Cellar & Galley Featuring Chef Ryan Brown
A chef and a Master Sommelier serve up the perfect pairing
• Grilled mahi-mahi over a crimini mushroom risotto with thyme and agave-nectar-glazed baby carrots finished with a cilantro-lime aioli
• Cassava, calabaza and coconut pone with a rum-infused tembleque, spiced grilled pineapple and mango, banana caramel sauce and dasheen crisps
I’d love to serve Seghesio 2011 Arneis, Russian River Valley, Sonoma, California (seghesio.com, $24) with Chef Ryan’s first course. Arneis is indigenous to the Roero hills in the northwest corner of the Piedmont region and translates to “little rascal.” In California, it was a rarity until the Seghesio family planted their first Arneis vines in 1992.
For his grilled mahi-mahi and crimini mushroom risotto, Sattler 2010 Zweigelt, Burgenland, Austria (erichsattler.at, $19) would work beautifully. Zweigelt, a hybrid of St. Laurent and Blaufränkisch, is a red wine grape variety developed in Austria by Fritz Zweigelt in 1922. Cloudy Bay 2008 Late Harvest Riesling, Marlborough, New Zealand (cloudybay.co.nz, $25, half bottle) is a great choice for Chef Ryan’s dessert course. The fruit for the Late Harvest Riesling was handpicked in small bunches to ensure that the botrytised grapes were intact. The full flavor and richness of these grapes was extracted by a two-month fermentation and then aged for eight months on its lees. The result is a gorgeous wine with aromas of honeysuckle, quince paste, mandarin and lemon rind. The flavors are rich and well balanced with notes of ripe mango, papaya, lime and pink-grapefruit marmalade on the long, luscious finish.

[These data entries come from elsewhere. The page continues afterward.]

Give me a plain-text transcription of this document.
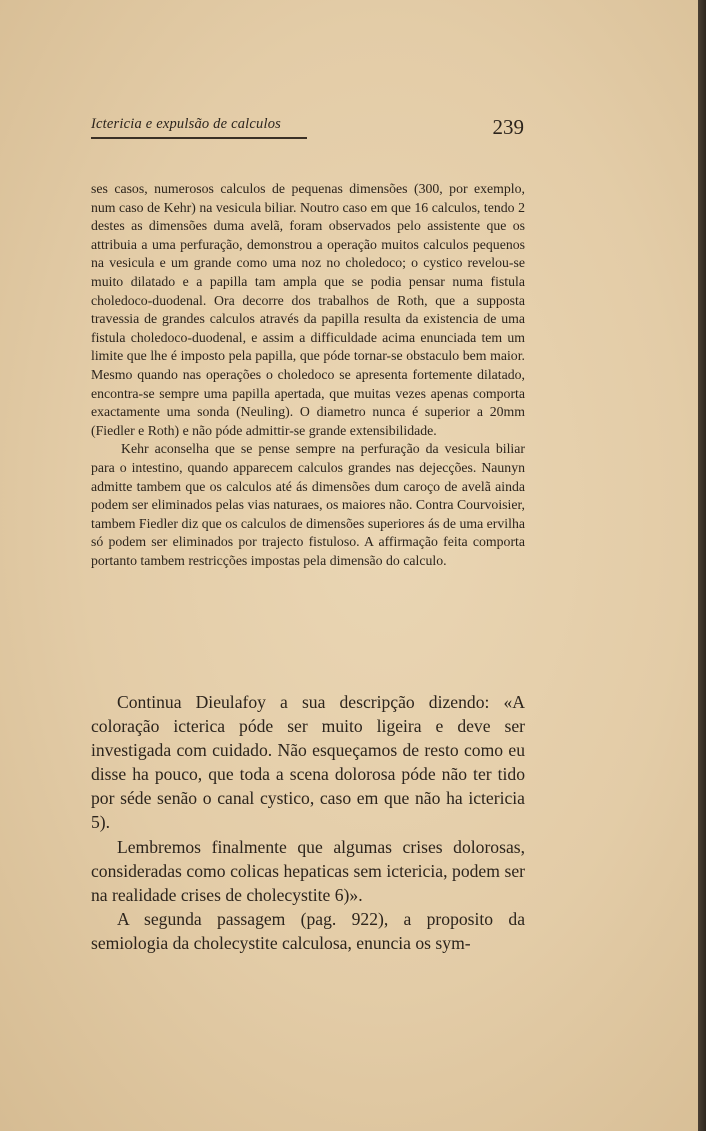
Ictericia e expulsão de calculos	239

ses casos, numerosos calculos de pequenas dimensões (300, por exemplo, num caso de Kehr) na vesicula biliar. Noutro caso em que 16 calculos, tendo 2 destes as dimensões duma avelã, foram observados pelo assistente que os attribuia a uma perfuração, demonstrou a operação muitos calculos pequenos na vesicula e um grande como uma noz no choledoco; o cystico revelou-se muito dilatado e a papilla tam ampla que se podia pensar numa fistula choledoco-duodenal. Ora decorre dos trabalhos de Roth, que a supposta travessia de grandes calculos através da papilla resulta da existencia de uma fistula choledoco-duodenal, e assim a difficuldade acima enunciada tem um limite que lhe é imposto pela papilla, que póde tornar-se obstaculo bem maior. Mesmo quando nas operações o choledoco se apresenta fortemente dilatado, encontra-se sempre uma papilla apertada, que muitas vezes apenas comporta exactamente uma sonda (Neuling). O diametro nunca é superior a 20mm (Fiedler e Roth) e não póde admittir-se grande extensibilidade.

Kehr aconselha que se pense sempre na perfuração da vesicula biliar para o intestino, quando apparecem calculos grandes nas dejecções. Naunyn admitte tambem que os calculos até ás dimensões dum caroço de avelã ainda podem ser eliminados pelas vias naturaes, os maiores não. Contra Courvoisier, tambem Fiedler diz que os calculos de dimensões superiores ás de uma ervilha só podem ser eliminados por trajecto fistuloso. A affirmação feita comporta portanto tambem restricções impostas pela dimensão do calculo.

Continua Dieulafoy a sua descripção dizendo: «A coloração icterica póde ser muito ligeira e deve ser investigada com cuidado. Não esqueçamos de resto como eu disse ha pouco, que toda a scena dolorosa pódе não ter tido por séde senão o canal cystico, caso em que não ha ictericia 5).

Lembremos finalmente que algumas crises dolorosas, consideradas como colicas hepaticas sem ictericia, podem ser na realidade crises de cholecystite 6)».

A segunda passagem (pag. 922), a proposito da semiologia da cholecystite calculosa, enuncia os sym-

South Florida native and yacht chef Ryan Brown, started working in restaurants at age 16. He graduated from the Florida Culinary Institute and honed his skills as a line cook and sous chef at 32 East in Delray Beach. Brown then opened the Latin/Caribbean restaurant Sol Kitchen, also in Delray, but in 2006, he decided to get into yachting and has never looked back. These days you will find him freelancing on M/Y Murphy’s Law. He usually lets the region dictate the menu. “Spiny lobsters can be every bit as good as Maine lobsters,” he says, “especially when grilled and basted with lime and butter on a beach.”
One of only 204 professionals worldwide to hold the title of Master Sommelier,Virginia Philip knows wine inside and out. Her discerning palate and encyclopedic knowledge also earned her the American Sommelier Association’s title of “Best Sommelier of the United States.” At The Breakers Palm Beach, Philip oversees the beverage selection of the resort’s nine restaurants and bars and 14 wine lists. She owns Virginia Philip Wine Shop & Academy in West Palm Beach, a great place to please and train your palate.